Magna Entertainment and the Maryland horsemen both are in favor of slot machine legislation being passed in the state.

Magna Entertainment and the Maryland horsemen both are in favor of slot machine legislation being passed in the state.

MEC, Horsemen Support Pro-Slots Campaign

Maryland racing industry stakeholders plan to support a pro-slots campaign.

The Maryland racing industry is throwing its support behind a campaign for slot machines, but it remains to be seen whether any racetracks would get the gambling devices should the public approve a statewide ballot measure in November.

The state legislature approved a slots bill in 2007. It defined how 15,000 slot machines would be distributed in five locations, but offered few specifics.

It proposes putting 4,750 machines in Anne Arundel County, presumably at Laurel Park; 2,500 in Cecil County near the Delaware border; 2,500 in Worcester County, presumably at Ocean Downs harness track on the state's Eastern Shore; 3,750 in Baltimore; and 1,500 in Rocky Gap State Park near Cumberland in western Maryland.

Pimlico Race Course in Baltimore and Rosecroft Raceway, a harness track near Washington, D.C., would not get slots.

There has been a question whether Magna Entertainment Corp., owner of Laurel and Pimlico, would participate in the pro-slots campaign.
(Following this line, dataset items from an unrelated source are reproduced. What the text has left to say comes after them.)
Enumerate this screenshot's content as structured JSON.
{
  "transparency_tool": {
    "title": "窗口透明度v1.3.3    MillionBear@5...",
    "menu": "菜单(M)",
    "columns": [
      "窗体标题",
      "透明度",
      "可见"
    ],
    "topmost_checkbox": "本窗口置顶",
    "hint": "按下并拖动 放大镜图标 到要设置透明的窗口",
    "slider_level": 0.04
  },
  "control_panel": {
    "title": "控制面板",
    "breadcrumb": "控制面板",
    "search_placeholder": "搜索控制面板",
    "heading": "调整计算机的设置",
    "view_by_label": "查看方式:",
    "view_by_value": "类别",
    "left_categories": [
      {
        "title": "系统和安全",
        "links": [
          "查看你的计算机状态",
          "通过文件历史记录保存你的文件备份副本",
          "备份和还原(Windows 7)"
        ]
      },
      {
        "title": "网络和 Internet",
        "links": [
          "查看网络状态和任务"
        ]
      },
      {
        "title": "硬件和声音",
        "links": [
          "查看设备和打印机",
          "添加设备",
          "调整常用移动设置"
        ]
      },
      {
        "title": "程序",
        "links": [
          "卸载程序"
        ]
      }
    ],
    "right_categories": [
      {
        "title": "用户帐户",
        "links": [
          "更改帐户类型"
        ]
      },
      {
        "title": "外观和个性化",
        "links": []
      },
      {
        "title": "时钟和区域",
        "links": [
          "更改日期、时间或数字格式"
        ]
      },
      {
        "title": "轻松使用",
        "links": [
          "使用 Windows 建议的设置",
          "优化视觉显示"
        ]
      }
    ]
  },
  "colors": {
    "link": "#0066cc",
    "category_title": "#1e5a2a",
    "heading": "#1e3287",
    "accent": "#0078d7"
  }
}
On May 13, MEC vice president of racing Scott Borgemenke said the company would support the effort.

“The legislation says there is a 60-square-mile area in which the slots can go,” Borgemenke said. “We’re going to advocate that Laurel is the best spot (in Anne Arundel County), and we’re going to put in a strong bid to do it. Hopefully the horsemen will support us.”

The Maryland Thoroughbred Horsemen’s Association, which represents horsemen at Laurel and Pimlico, already has invested the most of any pro-slots racing group, said Alan Foreman, counsel for the Maryland THA.

“We will actively support passage of the constitutional amendment,” Foreman said. “We think we can make a case why (slots) should be at racetracks, but with all the issues going on with MEC, they will have to make the case.”

Foreman said wherever slot machines are located, “purses will have to receive significant support.”

Under the legislation passed last year, license owners would get 33% of the revenue. Nearly half of the slots revenue--48.5%--would go toward education. The amount for education would eventually rise to 51% after 2.5% set aside for racing-industry renewal expires after eight years. Purses at tracks would get 7% of the revenue.

It is expected all tracks would share in the slots revenue under the 80/20 formula used to allocate pari-mutuel revenue for Thoroughbred and Standardbred racing.

A group called For Maryland For Our Future is lobbying for slots and has support from the Maryland State Teachers Association, Maryland Chamber of Commerce, Maryland Association of Counties, and the Maryland and District of Columbia AFL-CIO. The group plans to have a presence on May 17, Preakness Stakes (gr. I) day at Pimlico Race Course.